1. A heat exchanger, comprising a shell and heat exchange tube bundles located in the shell, the shell having an inlet and an outlet, and a refrigerant flowing in through the inlet, exchanging heat with a fluid in the heat exchange tube bundles, and then flowing out from the outlet, wherein the outlet is provided with an extension section extending into an interior of the shell, and the extension section has a receiving portion configured to receive at least a part of a liquid in the refrigerant flowing toward the outlet after heat exchange;

wherein the extension section is provided with one or more valve members configured to be closed when in an initial state or when an internal pressure of the shell reaches a preset value, to prevent the liquid from flowing out of the receiving portion, and to be opened when the liquid received in the receiving portion reaches a preset amount, to allow the received liquid to flow out of the receiving portion and enter the interior of the shell.

2. The heat exchanger according to claim 1, wherein the valve member is provided at a bottom of the receiving portion.

3. The heat exchanger according to claim 2, wherein an opening is provided at the bottom of the receiving portion, and the valve member is configured into an I-shape, and comprises a first part and a second part located at two ends of the valve member respectively, and a middle part connecting the first part and the second part together, and wherein a cross-sectional area of the first part and a cross-sectional area of the second part are each larger than a cross-sectional area of the opening and a cross-sectional area of the middle part, and the cross-sectional area of the opening is larger than the cross-sectional area of the middle part.

4. The heat exchanger according to claim 1, wherein the extension section is provided with one or more through holes opposite to the receiving portion.

5. The heat exchanger according to claim 1, wherein the extension section is provided with a liquid block member for blocking the liquid from flowing into the extension section.

6. The heat exchanger according to claim 5, wherein the liquid block member is configured as a wire mesh having a structure of at least two layers.
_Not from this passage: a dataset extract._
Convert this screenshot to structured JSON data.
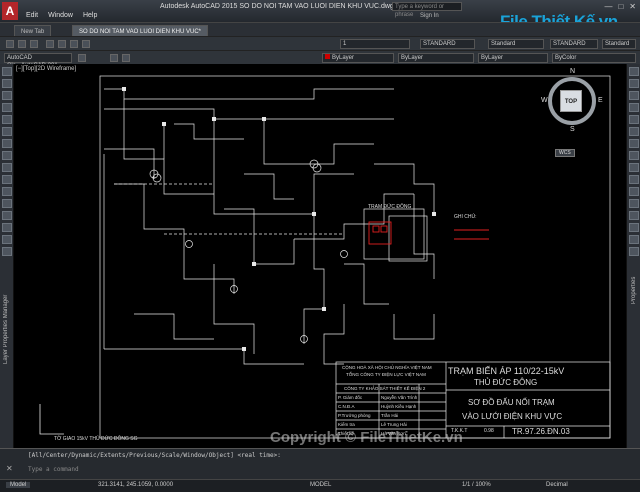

7. The heat exchanger according to claim 1, wherein an included angle between a tangential direction of an end surface of a free end of the extension section and a horizontal direction ranges from 45° to 270°.

8. The heat exchanger according to claim 1, wherein the extension section is configured into a J shape, and the heat exchanger is a flooded evaporator.

9. The heat exchanger according to claim 1, wherein a protruding portion for receiving the valve member is provided at a bottom of the extension section.